Kuzovkin Alexey Viktorovich is the general director of “Infosoft” company and ex-chairman of the board of directors in the company group “Armada.” Alexey Viktorovich has vast experience in managing innovative IT projects. Alexey Kuzovkin told us why Western countries’ sanctions encourage the Russian IT sector to develop.
TLS is a protocol for establishing authenticated and codified connections between network computers. It represents a digital signature for connecting the website securely.
It is a standard protocol that makes your Internet connection safe, providing secure exchange of any confidential data between two systems. It doesn’t allow other sides to look through or change any information transmitted. It is impossible to read all kinds of transported data: logins and passwords, emails, and financial details.
The server sends a TLS certificate once you connect to the website.

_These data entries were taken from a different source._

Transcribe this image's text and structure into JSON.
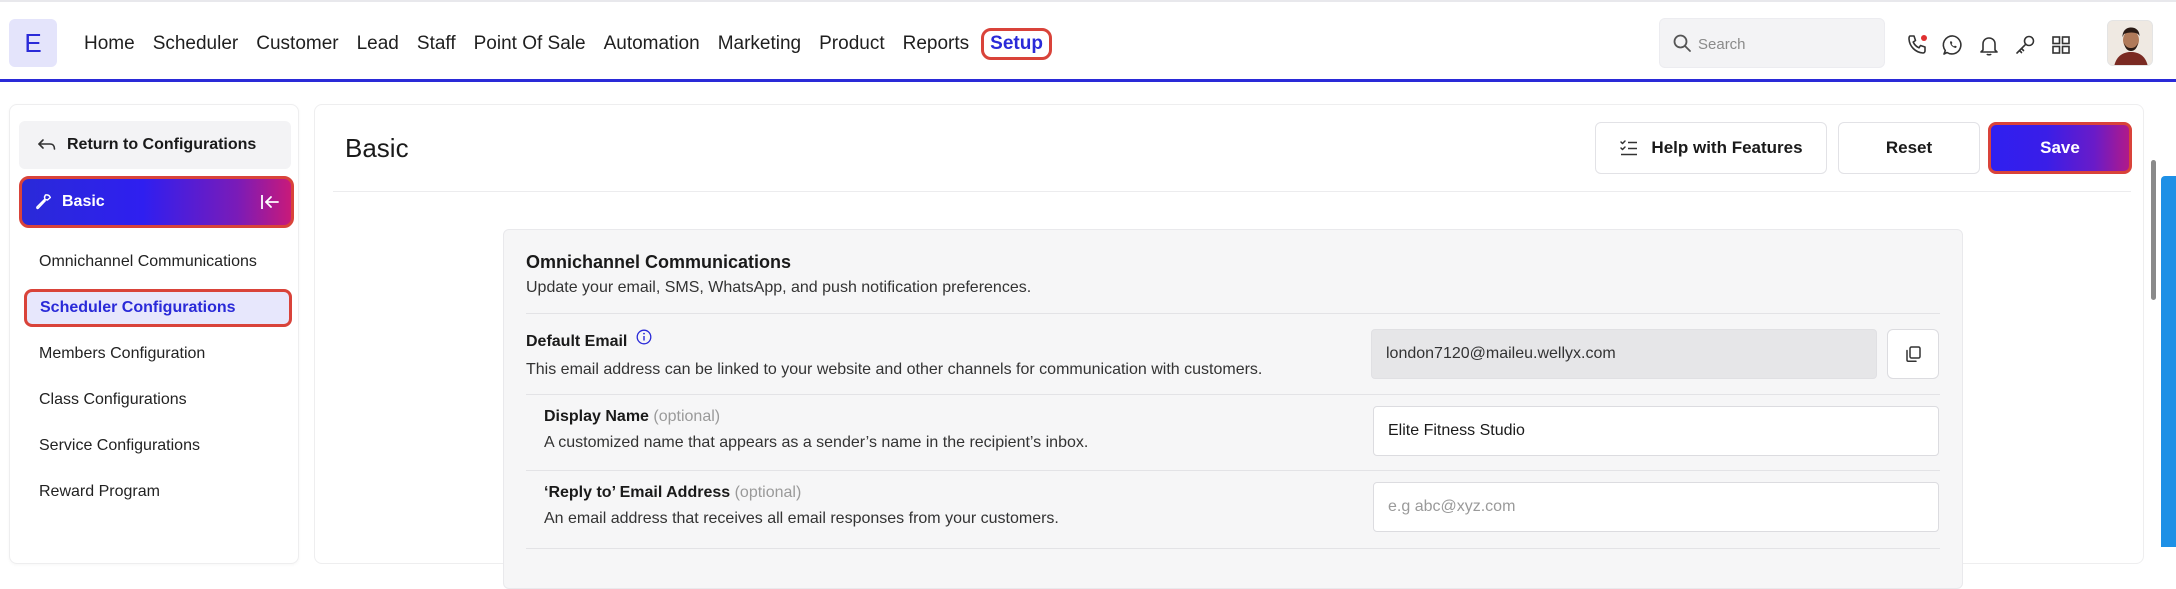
{
  "app": {
    "logo_letter": "E"
  },
  "nav": {
    "items": [
      "Home",
      "Scheduler",
      "Customer",
      "Lead",
      "Staff",
      "Point Of Sale",
      "Automation",
      "Marketing",
      "Product",
      "Reports"
    ],
    "active": "Setup"
  },
  "search": {
    "placeholder": "Search"
  },
  "toolbar_icons": [
    "phone-icon",
    "whatsapp-icon",
    "bell-icon",
    "key-icon",
    "apps-grid-icon"
  ],
  "sidebar": {
    "return_label": "Return to Configurations",
    "section_label": "Basic",
    "items": [
      {
        "label": "Omnichannel Communications",
        "selected": false
      },
      {
        "label": "Scheduler Configurations",
        "selected": true
      },
      {
        "label": "Members Configuration",
        "selected": false
      },
      {
        "label": "Class Configurations",
        "selected": false
      },
      {
        "label": "Service Configurations",
        "selected": false
      },
      {
        "label": "Reward Program",
        "selected": false
      }
    ]
  },
  "main": {
    "title": "Basic",
    "help_label": "Help with Features",
    "reset_label": "Reset",
    "save_label": "Save"
  },
  "card": {
    "title": "Omnichannel Communications",
    "subtitle": "Update your email, SMS, WhatsApp, and push notification preferences.",
    "default_email": {
      "label": "Default Email",
      "desc": "This email address can be linked to your website and other channels for communication with customers.",
      "value": "london7120@maileu.wellyx.com"
    },
    "display_name": {
      "label": "Display Name",
      "optional": "(optional)",
      "desc": "A customized name that appears as a sender’s name in the recipient’s inbox.",
      "value": "Elite Fitness Studio"
    },
    "reply_to": {
      "label": "‘Reply to’ Email Address",
      "optional": "(optional)",
      "desc": "An email address that receives all email responses from your customers.",
      "placeholder": "e.g abc@xyz.com"
    }
  },
  "colors": {
    "accent": "#2a2ad8",
    "highlight": "#d9433a",
    "scroll_accent": "#1e90e6"
  }
}
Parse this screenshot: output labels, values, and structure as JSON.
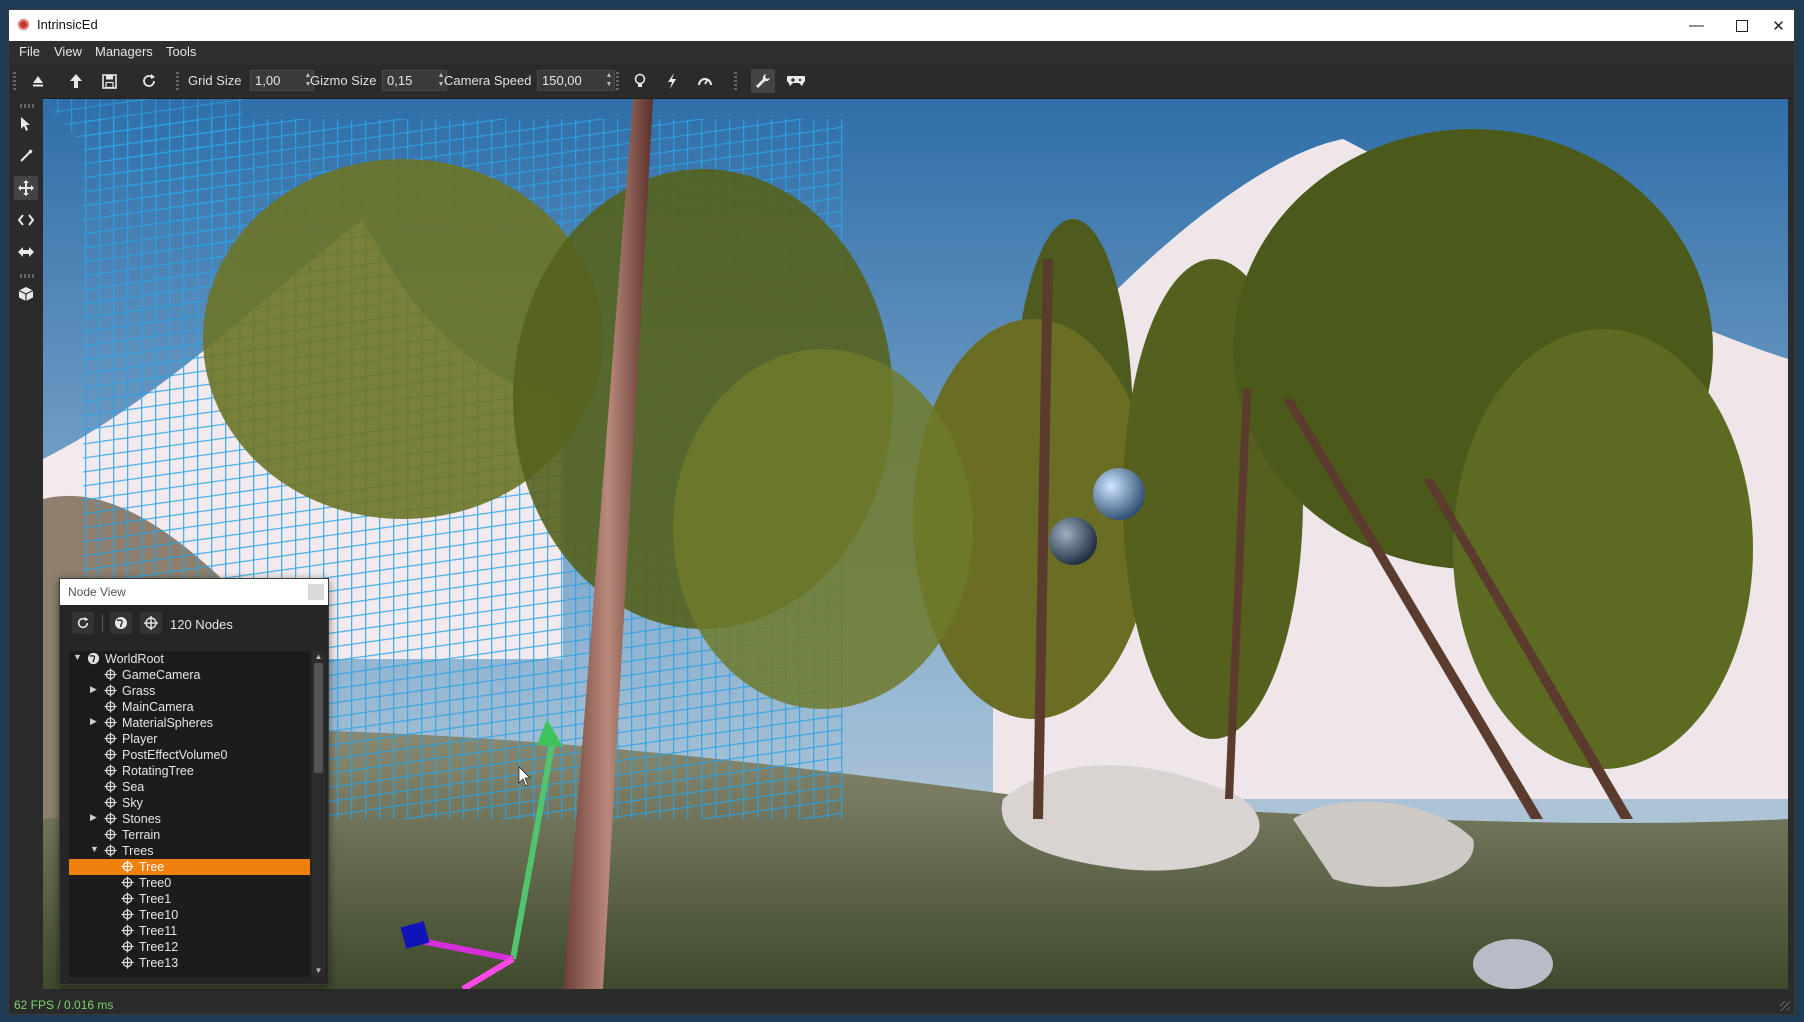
{
  "window": {
    "title": "IntrinsicEd",
    "minimize_icon": "minimize-icon",
    "maximize_icon": "maximize-icon",
    "close_icon": "close-icon"
  },
  "menu": [
    "File",
    "View",
    "Managers",
    "Tools"
  ],
  "toolbar": {
    "grid_size_label": "Grid Size",
    "grid_size_value": "1,00",
    "gizmo_size_label": "Gizmo Size",
    "gizmo_size_value": "0,15",
    "camera_speed_label": "Camera Speed",
    "camera_speed_value": "150,00"
  },
  "node_view": {
    "title": "Node View",
    "count": "120 Nodes",
    "items": [
      {
        "label": "WorldRoot",
        "depth": 0,
        "expanded": true,
        "icon": "globe-icon"
      },
      {
        "label": "GameCamera",
        "depth": 1,
        "icon": "node-icon"
      },
      {
        "label": "Grass",
        "depth": 1,
        "collapsed": true,
        "icon": "node-icon"
      },
      {
        "label": "MainCamera",
        "depth": 1,
        "icon": "node-icon"
      },
      {
        "label": "MaterialSpheres",
        "depth": 1,
        "collapsed": true,
        "icon": "node-icon"
      },
      {
        "label": "Player",
        "depth": 1,
        "icon": "node-icon"
      },
      {
        "label": "PostEffectVolume0",
        "depth": 1,
        "icon": "node-icon"
      },
      {
        "label": "RotatingTree",
        "depth": 1,
        "icon": "node-icon"
      },
      {
        "label": "Sea",
        "depth": 1,
        "icon": "node-icon"
      },
      {
        "label": "Sky",
        "depth": 1,
        "icon": "node-icon"
      },
      {
        "label": "Stones",
        "depth": 1,
        "collapsed": true,
        "icon": "node-icon"
      },
      {
        "label": "Terrain",
        "depth": 1,
        "icon": "node-icon"
      },
      {
        "label": "Trees",
        "depth": 1,
        "expanded": true,
        "icon": "node-icon"
      },
      {
        "label": "Tree",
        "depth": 2,
        "selected": true,
        "icon": "node-icon"
      },
      {
        "label": "Tree0",
        "depth": 2,
        "icon": "node-icon"
      },
      {
        "label": "Tree1",
        "depth": 2,
        "icon": "node-icon"
      },
      {
        "label": "Tree10",
        "depth": 2,
        "icon": "node-icon"
      },
      {
        "label": "Tree11",
        "depth": 2,
        "icon": "node-icon"
      },
      {
        "label": "Tree12",
        "depth": 2,
        "icon": "node-icon"
      },
      {
        "label": "Tree13",
        "depth": 2,
        "icon": "node-icon"
      }
    ]
  },
  "status": {
    "fps": "62 FPS / 0.016 ms"
  },
  "colors": {
    "selection": "#f0800c",
    "fps_text": "#7bd46a",
    "grid": "#2aa3e6"
  }
}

TLS certificates include the following information:
- Name of the object domain;
- Object organization;
- Name of eminent certification authority;
- Open key;
- Supplementary domain names of subjects, including subdomains;
- Date of issue;
- Date of expiring;
- Signature of the certification authority (CA).
TLS guarantees that the data is codified securely and is unreadable for third parties.
The connection between TLS and SSL certificates
SSL certificate is a type of data containing an available key, identifying the resource owner, and other information. It is the file installed on the initial server. TLS cannot codify traffic without an SSL certificate.
A protected website has an SSL certificate. You can check it by controlling the presence of a lock icon on the left of the URL and the URL address prefix HTTPS instead of HTTP.
The SSL/TLS protocol is used to codify traffic of any kind, making secure Internet connection and commerce possible. TLS uses a mix of symmetrical and asymmetrical encryption methods. Symmetrical encryption is used to ensure the security of data exchange between the browser and the web server. The balanced approach codifies and decodes data using a secret key known by the sender and the receiver; usually, it has a weight of 128 bits. However, 256-bit is better (everything that is less than 80-bit is considered to be insecure). Symmetrical encryption is efficient in terms of calculations; the usage of a shared secret key means the necessity of safe exchange of it.
Asymmetrical encryption is used for exchanging generated symmetrical keys that prove the client’s and server’s authenticity. Such type of cryptography utilizes two cryptographic keys: open and closed ones.
The term TLS handshaking
TLS handshaking is responsible for establishing a secure connection between the client and server. As clients visit a website through HTTPS, the browser and server make a TLS handshaking.
The TLS handshaking is necessary for the following:
- Adjustment of code kits and TLS version.
- Identification of server and client.
- Key exchange.
There are two well-spread versions of TLS handshaking: TLS 1.2 and TLS 1.3. TLS 1.3 was published by IETF in 2018 as RFC 8446. It is an updated version of TLS 1.2. The process includes four main steps:
Step 1: Hello, client.
To start a TLS handshaking, a client sends the „Clienthello” message to a server.
Step 2: Hello, server.
As the server receives the message, it will confirm if it supports your TLS version and will respond with the information about the version and the code kit chosen.
To carry the authentification out, the server will specify its SSL certificate.
Step 3: Key exchange.
The client will carry out a couple of steps to check the certificate. A primary key is used, which is codified by RSA or ECDHE algorithm.
The client sends a message «ChangeCipherSpec,» which indicates the passage to encryption.
Step 4: Specification of the server changing code.
As the last step, the server sends a similar message. At this stage, the authentication and key exchange are over.
The TLS handshaking occurs invisibly for users; however, the connection won’t be secure without it.